Plesetsky District has a very high concentration of historical, archaeological, and architectural monuments. The district contains 14 objects classified as cultural and historical heritage by Russian Federal law, and additionally 110 objects classified as cultural and historical heritage of local importance. Most of these are wooden churches, chapels, farms, and also monuments to the Red Army soldiers who died in the Russian Civil War. Some of the protected wooden buildings are located in Kenozersky National Park.

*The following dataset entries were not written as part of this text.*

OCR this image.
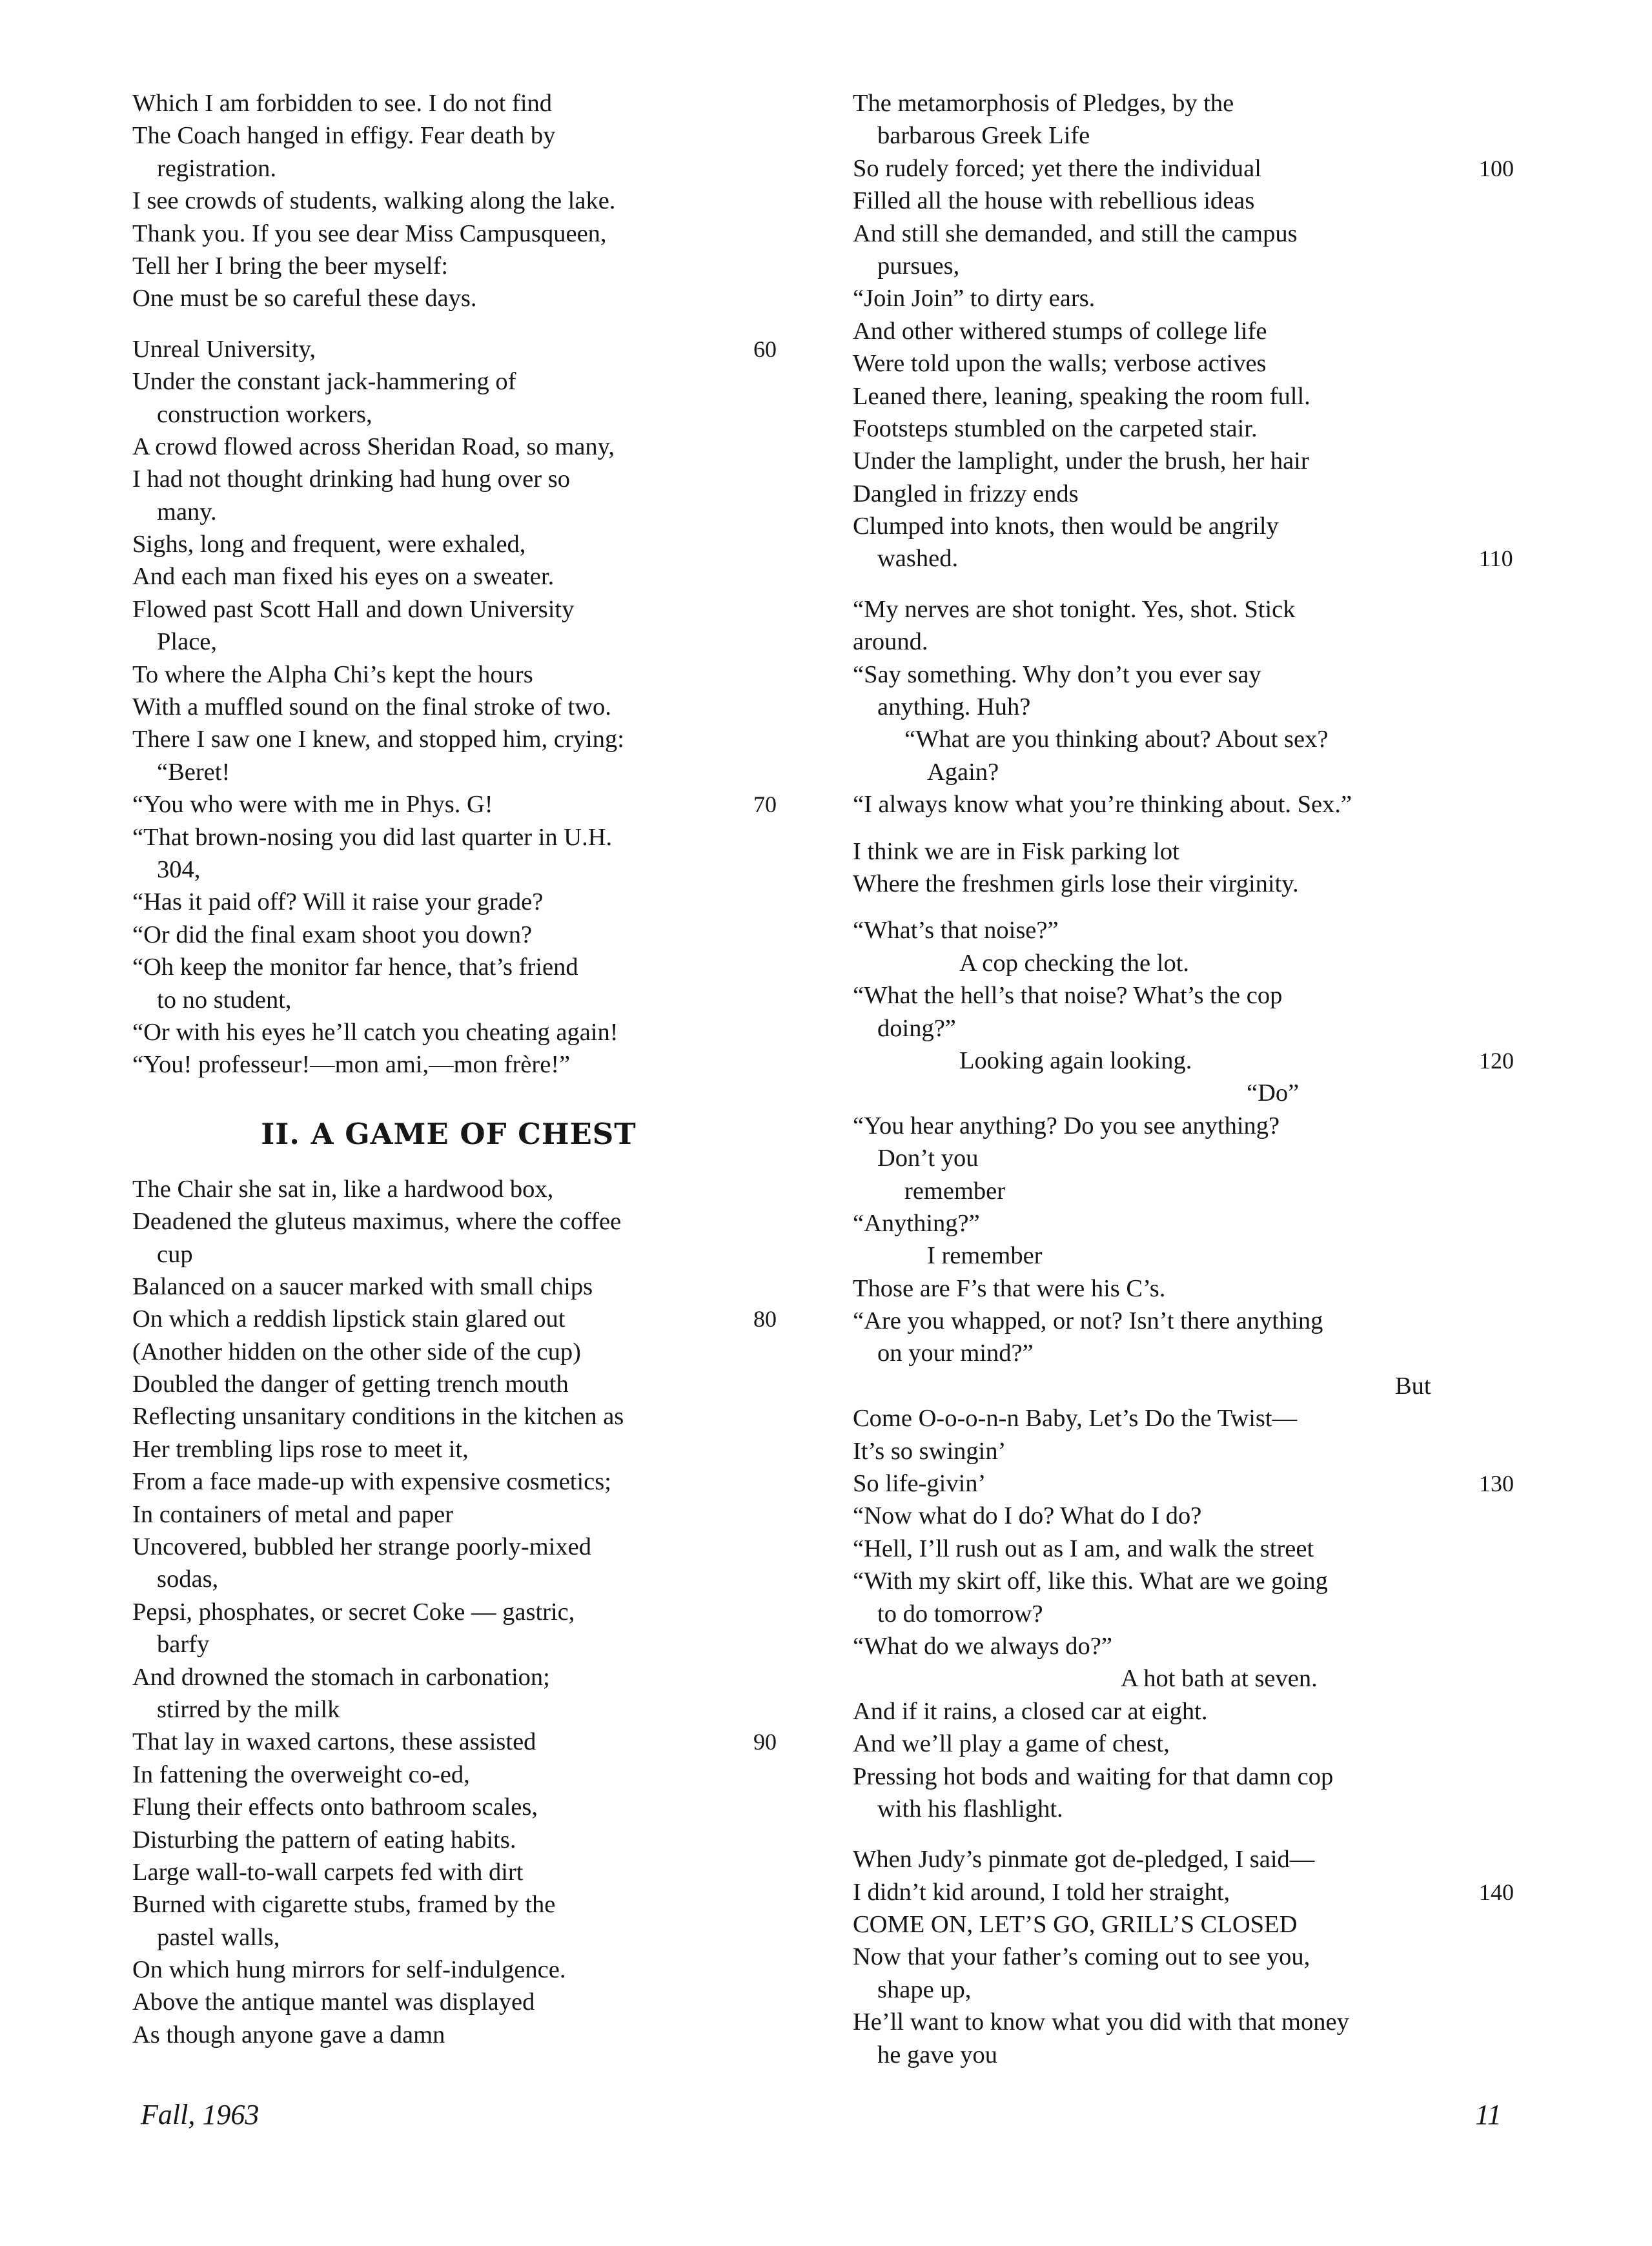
Which I am forbidden to see. I do not find
The Coach hanged in effigy. Fear death by
registration.
I see crowds of students, walking along the lake.
Thank you. If you see dear Miss Campusqueen,
Tell her I bring the beer myself:
One must be so careful these days.
Unreal University,	60
Under the constant jack-hammering of
construction workers,
A crowd flowed across Sheridan Road, so many,
I had not thought drinking had hung over so
many.
Sighs, long and frequent, were exhaled,
And each man fixed his eyes on a sweater.
Flowed past Scott Hall and down University
Place,
To where the Alpha Chi’s kept the hours
With a muffled sound on the final stroke of two.
There I saw one I knew, and stopped him, crying:
“Beret!
“You who were with me in Phys. G!	70
“That brown-nosing you did last quarter in U.H.
304,
“Has it paid off? Will it raise your grade?
“Or did the final exam shoot you down?
“Oh keep the monitor far hence, that’s friend
to no student,
“Or with his eyes he’ll catch you cheating again!
“You! professeur!—mon ami,—mon frère!”
II. A GAME OF CHEST
The Chair she sat in, like a hardwood box,
Deadened the gluteus maximus, where the coffee
cup
Balanced on a saucer marked with small chips
On which a reddish lipstick stain glared out	80
(Another hidden on the other side of the cup)
Doubled the danger of getting trench mouth
Reflecting unsanitary conditions in the kitchen as
Her trembling lips rose to meet it,
From a face made-up with expensive cosmetics;
In containers of metal and paper
Uncovered, bubbled her strange poorly-mixed
sodas,
Pepsi, phosphates, or secret Coke — gastric,
barfy
And drowned the stomach in carbonation;
stirred by the milk
That lay in waxed cartons, these assisted	90
In fattening the overweight co-ed,
Flung their effects onto bathroom scales,
Disturbing the pattern of eating habits.
Large wall-to-wall carpets fed with dirt
Burned with cigarette stubs, framed by the
pastel walls,
On which hung mirrors for self-indulgence.
Above the antique mantel was displayed
As though anyone gave a damn
The metamorphosis of Pledges, by the
barbarous Greek Life
So rudely forced; yet there the individual	100
Filled all the house with rebellious ideas
And still she demanded, and still the campus
pursues,
“Join Join” to dirty ears.
And other withered stumps of college life
Were told upon the walls; verbose actives
Leaned there, leaning, speaking the room full.
Footsteps stumbled on the carpeted stair.
Under the lamplight, under the brush, her hair
Dangled in frizzy ends
Clumped into knots, then would be angrily
washed.	110
“My nerves are shot tonight. Yes, shot. Stick
around.
“Say something. Why don’t you ever say
anything. Huh?
“What are you thinking about? About sex?
Again?
“I always know what you’re thinking about. Sex.”
I think we are in Fisk parking lot
Where the freshmen girls lose their virginity.
“What’s that noise?”
A cop checking the lot.
“What the hell’s that noise? What’s the cop
doing?”
Looking again looking.	120
“Do”
“You hear anything? Do you see anything?
Don’t you
remember
“Anything?”
I remember
Those are F’s that were his C’s.
“Are you whapped, or not? Isn’t there anything
on your mind?”
But
Come O-o-o-n-n Baby, Let’s Do the Twist—
It’s so swingin’
So life-givin’	130
“Now what do I do? What do I do?
“Hell, I’ll rush out as I am, and walk the street
“With my skirt off, like this. What are we going
to do tomorrow?
“What do we always do?”
A hot bath at seven.
And if it rains, a closed car at eight.
And we’ll play a game of chest,
Pressing hot bods and waiting for that damn cop
with his flashlight.
When Judy’s pinmate got de-pledged, I said—
I didn’t kid around, I told her straight,	140
COME ON, LET’S GO, GRILL’S CLOSED
Now that your father’s coming out to see you,
shape up,
He’ll want to know what you did with that money
he gave you
Fall, 1963	11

The monuments classified as historical and architectural heritage are the following:
- The Porzhensky Pogost, which is the ensemble of St. George church with the bell-tower (both from 18th century) surrounded by the wooden wall with gates and towers (1789). The villages adjacent to Porzhensky Pogost have been deserted, and there is no road heading to it, so that the Pogost is only accessible via a pedestrian trail.
- The Pochozersky Pogost in the village of Filippovskaya, on Lake Pochozero. This is a triple church ensemble which consists of the big summer (cold) church of the Origin of the Wood of the Cross (1783), smaller winter (warm) church of the Translation of the Head of John the Baptist (end of 18th century), and the bell-tower; additionally there is the Chapel of Cyric and Ulita (beginning of 19th century) in the same village.
- The St. Ilia Church (1622) in Zadnyaya Dubrova
- The St. Nicholas Church in the village of Berezhnaya Dubrova
- The Intercession Chapel (18th century) in the selo of Konyovo
- The St. Iliya Church (1855) in the village of Malye Ozerki

Some of the monuments have been protected as part of the Kenozersky National Park.

The district weekly newspaper, Kuryer Prionezhya (Курьер Прионежья) has been published since 1999. The editorial office is in the settlement of Severoonezhsk.